Enhancing Digital Finance Security: AI-Based Approaches for Credit Card and Cryptocurrency Fraud Detection
DOI:
https://doi.org/10.22399/ijasrar.21Keywords:
Digital finance, Fraud detection, Machine learning, Cryptocurrency scams, Credit card fraud, AI security, Financial risk mitigation, USA financial marketAbstract
The rise of digital finance has led to a surge in fraudulent activities, particularly in credit card transactions and cryptocurrency ecosystems. With financial crimes becoming more sophisticated, traditional fraud detection methods often fail to identify complex fraudulent patterns. This research explores the application of machine learning (ML) and artificial intelligence (AI) techniques to enhance the security of digital finance by detecting fraudulent activities in credit card transactions and cryptocurrency wallets within the USA. The study utilizes large-scale transaction datasets containing key financial indicators such as transaction frequency, spending patterns, anomaly scores, and network behaviors.
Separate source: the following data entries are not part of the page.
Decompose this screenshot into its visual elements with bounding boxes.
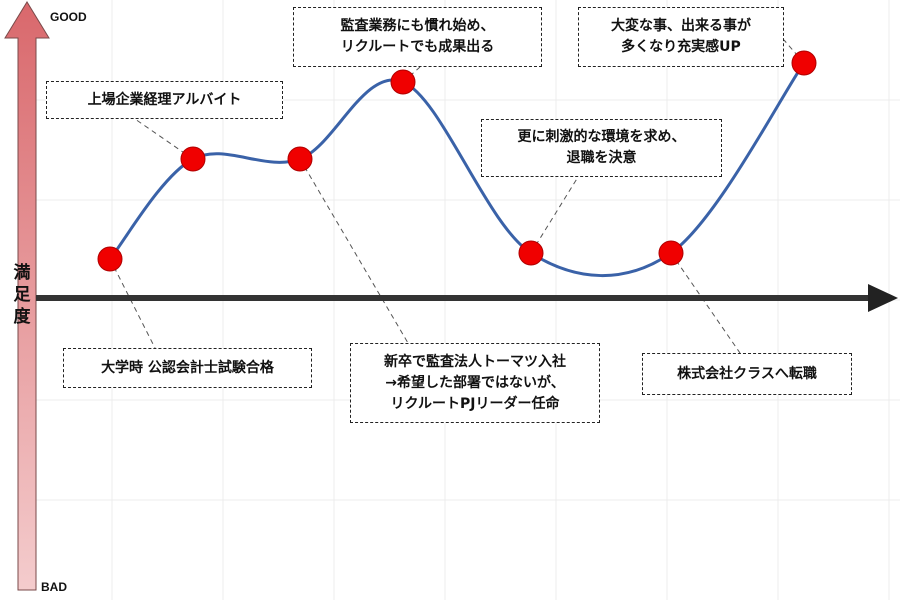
annotation-box: 上場企業経理アルバイト <box>46 81 283 119</box>
data-point-marker <box>791 50 817 76</box>
annotation-box: 新卒で監査法人トーマツ入社 →希望した部署ではないが、リクルートPJリーダー任命 <box>350 343 600 423</box>
y-bottom-label: BAD <box>41 580 67 594</box>
data-point-marker <box>518 240 544 266</box>
annotation-text: 株式会社クラスへ転職 <box>677 365 817 382</box>
annotation-box: 更に刺激的な環境を求め、退職を決意 <box>481 119 722 177</box>
data-point-marker <box>658 240 684 266</box>
y-axis-arrow <box>4 1 50 591</box>
annotation-box: 株式会社クラスへ転職 <box>642 353 852 395</box>
annotation-text: 更に刺激的な環境を求め、 <box>517 129 686 145</box>
annotation-box: 大変な事、出来る事が多くなり充実感UP <box>578 7 784 67</box>
annotation-text: 多くなり充実感UP <box>621 39 741 55</box>
annotation-text: 監査業務にも慣れ始め、 <box>340 18 495 34</box>
annotation-box: 監査業務にも慣れ始め、リクルートでも成果出る <box>293 7 542 67</box>
x-axis-arrowhead <box>868 284 898 312</box>
leader-line <box>670 252 741 354</box>
annotation-text: 大学時 公認会計士試験合格 <box>101 359 274 376</box>
annotation-text: 大変な事、出来る事が <box>611 18 751 34</box>
annotation-text: リクルートでも成果出る <box>340 39 495 55</box>
leader-line <box>530 176 579 254</box>
annotation-text: リクルートPJリーダー任命 <box>390 395 560 412</box>
annotation-box: 大学時 公認会計士試験合格 <box>63 348 312 388</box>
data-point-marker <box>287 146 313 172</box>
annotation-text: 退職を決意 <box>566 150 637 166</box>
annotation-text: →希望した部署ではないが、 <box>385 374 565 391</box>
annotation-text: 新卒で監査法人トーマツ入社 <box>384 353 566 370</box>
annotation-text: 上場企業経理アルバイト <box>87 91 242 108</box>
y-top-label: GOOD <box>50 10 87 24</box>
y-axis-title: 満足度 <box>13 263 31 327</box>
leader-line <box>109 258 156 349</box>
data-point-marker <box>390 69 416 95</box>
data-point-marker <box>97 246 123 272</box>
data-point-marker <box>180 146 206 172</box>
leader-line <box>299 158 409 344</box>
markers <box>97 50 817 272</box>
To develop an AI-driven fraud detection framework, we implement and compare six machine learning models: XGBoost, RLightGBM, Decision Trees, K-Nearest Neighbors (KNN), Convolutional Neural Networks (CNNs), and Autoencoders. The models are trained on both structured financial data (e.g., credit card transaction logs) and unstructured blockchain transaction records (e.g., Bitcoin wallet addresses and transaction flows). To address data imbalance, the study applies the Synthetic Minority Over-sampling Technique (SMOTE), ensuring fair representation of fraudulent transactions. Model performance is evaluated using Precision, Recall, F1-score, and ROC-AUC metrics to determine the most effective fraud detection approach. Additionally, the research emphasizes data privacy and security, incorporating anonymization techniques and regulatory compliance measures to safeguard sensitive financial information. This study contributes to the ongoing fight against financial fraud by demonstrating how AI-based solutions can enhance the security and resilience of digital finance systems in the USA.